House debates

Thursday, 5 June 2008

Families, Housing, Community Services and Indigenous Affairs and Other Legislation Amendment (2008 Budget and Other Measures) Bill 2008

Consideration in Detail

10:39 am

Photo of Mrs Bronwyn BishopMrs Bronwyn Bishop (Mackellar, Liberal Party, Shadow Minister for Veterans' Affairs) Share this | Hansard source

by leave—At the request of the member for Warringah, I move:

(1)
Schedule 3, page 20 (line 2) to page 23 (line 24) - Opposition to oppose.
(2)
Schedule 5, page 32 (lines 2-13) - Opposition to oppose.

I point out to the House that these amendments relate to the sections of the bill relating to the seniors health card and to the eligibility for partner service pension. The use of the TFN—tax file number—is a backdoor method of monitoring payments and income for seniors received and is done to ensure that they are within the income test. The financial impact on individual seniors, if they lose it, is not measured in the bill and does not take into account the fact that, because seniors are eligible for the seniors health card, they are entitled to other Commonwealth and state benefits ranging from cheaper medicines to cheaper services. If they lose that card, they can lose other benefits. And if the changes to the adjusted taxable income definition later apply to the card then this will have a significant impact on many self-funded retirees who will no longer be eligible for that card and the added benefits. The possible cancellation of the card should cardholders not provide their TFN within 28 days is not a reasonable time frame and the government needs to clarify what it means. Indeed, this amendment would simply have the effect of deleting from the bill those sections which would in fact penalise seniors who are currently holders of that card.

The second amendment relates to schedule 5, page 32 of the bill, lines 2 to 13. Again, opposition to this, as expressed in the amendment, will have the effect of deleting the provisions from the bill that raise the age limit for a male spouse of a veteran to 60 and from 50 to 58½ for a female spouse.
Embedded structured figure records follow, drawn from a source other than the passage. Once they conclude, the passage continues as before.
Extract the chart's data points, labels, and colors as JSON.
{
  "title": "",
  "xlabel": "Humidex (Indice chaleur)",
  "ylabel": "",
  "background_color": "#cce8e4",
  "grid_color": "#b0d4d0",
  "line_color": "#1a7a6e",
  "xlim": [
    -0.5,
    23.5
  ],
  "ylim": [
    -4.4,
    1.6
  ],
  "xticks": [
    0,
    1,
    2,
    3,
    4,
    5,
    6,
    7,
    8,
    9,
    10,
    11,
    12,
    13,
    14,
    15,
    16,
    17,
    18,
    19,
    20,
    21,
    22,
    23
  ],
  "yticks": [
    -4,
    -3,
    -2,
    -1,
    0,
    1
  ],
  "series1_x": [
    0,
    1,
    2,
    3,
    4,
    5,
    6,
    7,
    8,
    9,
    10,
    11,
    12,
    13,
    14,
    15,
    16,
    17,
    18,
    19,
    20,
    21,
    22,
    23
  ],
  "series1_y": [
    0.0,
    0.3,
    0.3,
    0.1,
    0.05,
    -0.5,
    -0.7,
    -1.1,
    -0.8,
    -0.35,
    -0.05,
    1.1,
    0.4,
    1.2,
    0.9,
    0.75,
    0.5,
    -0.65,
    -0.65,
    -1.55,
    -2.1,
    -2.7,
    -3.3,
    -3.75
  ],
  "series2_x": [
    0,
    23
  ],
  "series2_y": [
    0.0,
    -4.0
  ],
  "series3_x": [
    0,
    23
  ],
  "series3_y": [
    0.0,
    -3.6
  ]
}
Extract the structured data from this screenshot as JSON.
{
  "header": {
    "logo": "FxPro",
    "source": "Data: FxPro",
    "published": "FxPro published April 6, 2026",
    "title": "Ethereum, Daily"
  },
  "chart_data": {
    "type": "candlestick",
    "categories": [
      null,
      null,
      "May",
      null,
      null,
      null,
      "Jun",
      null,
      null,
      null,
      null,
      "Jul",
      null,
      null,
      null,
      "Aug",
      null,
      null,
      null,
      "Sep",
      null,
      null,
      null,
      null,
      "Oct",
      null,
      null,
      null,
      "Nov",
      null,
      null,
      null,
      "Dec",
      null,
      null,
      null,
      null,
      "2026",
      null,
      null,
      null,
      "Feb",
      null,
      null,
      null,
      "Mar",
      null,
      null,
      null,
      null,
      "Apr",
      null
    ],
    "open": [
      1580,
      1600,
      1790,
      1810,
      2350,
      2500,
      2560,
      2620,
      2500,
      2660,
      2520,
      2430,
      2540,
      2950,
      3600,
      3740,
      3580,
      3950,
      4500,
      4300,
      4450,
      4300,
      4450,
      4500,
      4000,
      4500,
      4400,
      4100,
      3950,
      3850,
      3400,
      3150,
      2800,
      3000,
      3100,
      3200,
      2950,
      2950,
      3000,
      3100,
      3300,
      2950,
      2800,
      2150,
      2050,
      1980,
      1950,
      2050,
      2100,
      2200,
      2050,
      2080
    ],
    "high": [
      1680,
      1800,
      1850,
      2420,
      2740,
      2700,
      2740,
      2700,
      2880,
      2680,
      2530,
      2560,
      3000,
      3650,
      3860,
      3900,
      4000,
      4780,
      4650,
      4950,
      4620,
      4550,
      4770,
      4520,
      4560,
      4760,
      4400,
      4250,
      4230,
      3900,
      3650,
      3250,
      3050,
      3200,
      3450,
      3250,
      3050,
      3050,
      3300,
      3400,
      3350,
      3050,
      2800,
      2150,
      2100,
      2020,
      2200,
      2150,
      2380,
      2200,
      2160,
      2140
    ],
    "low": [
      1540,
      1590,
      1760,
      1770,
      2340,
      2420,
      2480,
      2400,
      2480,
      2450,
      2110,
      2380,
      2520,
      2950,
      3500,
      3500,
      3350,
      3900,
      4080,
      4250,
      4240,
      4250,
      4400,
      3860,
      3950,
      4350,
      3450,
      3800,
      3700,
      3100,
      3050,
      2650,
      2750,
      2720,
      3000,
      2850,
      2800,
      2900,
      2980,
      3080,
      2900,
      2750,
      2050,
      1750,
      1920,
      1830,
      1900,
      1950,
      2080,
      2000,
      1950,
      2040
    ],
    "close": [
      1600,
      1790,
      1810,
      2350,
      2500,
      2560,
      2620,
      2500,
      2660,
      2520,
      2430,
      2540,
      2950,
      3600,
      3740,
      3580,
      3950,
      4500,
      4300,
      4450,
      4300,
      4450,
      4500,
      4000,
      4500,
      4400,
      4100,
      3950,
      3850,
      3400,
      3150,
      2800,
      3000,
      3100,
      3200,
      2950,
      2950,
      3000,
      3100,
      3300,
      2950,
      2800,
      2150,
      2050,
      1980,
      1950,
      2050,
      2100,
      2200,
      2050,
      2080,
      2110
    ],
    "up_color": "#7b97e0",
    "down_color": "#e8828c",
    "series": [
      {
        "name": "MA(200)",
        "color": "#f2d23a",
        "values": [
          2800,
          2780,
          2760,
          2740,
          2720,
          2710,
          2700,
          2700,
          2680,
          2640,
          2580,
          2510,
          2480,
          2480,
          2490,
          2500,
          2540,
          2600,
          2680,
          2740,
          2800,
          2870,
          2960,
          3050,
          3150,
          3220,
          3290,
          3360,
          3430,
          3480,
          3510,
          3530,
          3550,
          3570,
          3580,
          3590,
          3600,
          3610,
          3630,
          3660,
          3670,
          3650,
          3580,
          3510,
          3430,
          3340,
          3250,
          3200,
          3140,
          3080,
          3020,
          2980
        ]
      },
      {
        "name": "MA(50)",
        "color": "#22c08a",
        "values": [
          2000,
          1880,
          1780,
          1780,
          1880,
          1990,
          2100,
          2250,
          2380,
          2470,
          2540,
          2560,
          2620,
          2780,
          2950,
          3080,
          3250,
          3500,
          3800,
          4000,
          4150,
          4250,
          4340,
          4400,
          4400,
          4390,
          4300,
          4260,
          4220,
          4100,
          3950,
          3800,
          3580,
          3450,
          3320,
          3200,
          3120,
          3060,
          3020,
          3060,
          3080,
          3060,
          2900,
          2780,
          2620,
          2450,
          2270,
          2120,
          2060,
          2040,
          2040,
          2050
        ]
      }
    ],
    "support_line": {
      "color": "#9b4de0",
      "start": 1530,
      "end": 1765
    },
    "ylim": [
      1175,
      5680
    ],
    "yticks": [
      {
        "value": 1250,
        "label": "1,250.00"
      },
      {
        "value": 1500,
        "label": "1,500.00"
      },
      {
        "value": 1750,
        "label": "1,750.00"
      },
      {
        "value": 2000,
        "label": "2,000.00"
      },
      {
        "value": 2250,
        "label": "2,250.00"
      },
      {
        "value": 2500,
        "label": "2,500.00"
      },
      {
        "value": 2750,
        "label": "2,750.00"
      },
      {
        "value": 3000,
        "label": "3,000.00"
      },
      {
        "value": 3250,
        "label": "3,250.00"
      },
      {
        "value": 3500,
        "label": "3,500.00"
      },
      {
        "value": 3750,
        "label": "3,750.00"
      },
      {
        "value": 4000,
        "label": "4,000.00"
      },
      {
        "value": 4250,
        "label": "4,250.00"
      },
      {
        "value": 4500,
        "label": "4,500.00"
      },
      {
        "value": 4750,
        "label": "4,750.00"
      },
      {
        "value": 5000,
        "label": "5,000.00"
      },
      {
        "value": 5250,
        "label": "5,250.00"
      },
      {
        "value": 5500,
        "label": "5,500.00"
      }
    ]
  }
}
As I said in the second reading debate, this is totally unreasonable and the wording that is used by the government—that this will bring it in line with social security—is an attack on veterans. The opposition stands very firm on the principle that veterans entitlements must never ever be considered to be welfare payments, and any idea in the language of this bill that we are bringing things ‘in line’ with welfare payments is an insult to veterans. From our point of view, the nation has a contract with our veterans: because they serve the nation in uniform, we say, in that contractual sense, we will always look after them through the Department of Veterans’ Affairs and we will not take away entitlements, which we are doing in other parts of the budget. There is an underlying subtle attack on veterans that underlines the whole of this budget process. These two amendments will delete from the bill, if we are successful, the provisions that will raise the age limit for spouses of veterans to receive the service pension. As I said in the second reading debate, in one hit the time they will have to wait for an entitlement goes up by 8.5 years—nearly a decade. If this bill is passed, they will have been entitled earlier. Of course the seniors health card is valued enormously by seniors in our society.

As I have said all along, this government talks continually—every sentence it utters—about working families. Well veterans and other seniors who are retired fall outside its definition. This is a government that only works for one section of the community and leaves seniors and veterans out in the cold.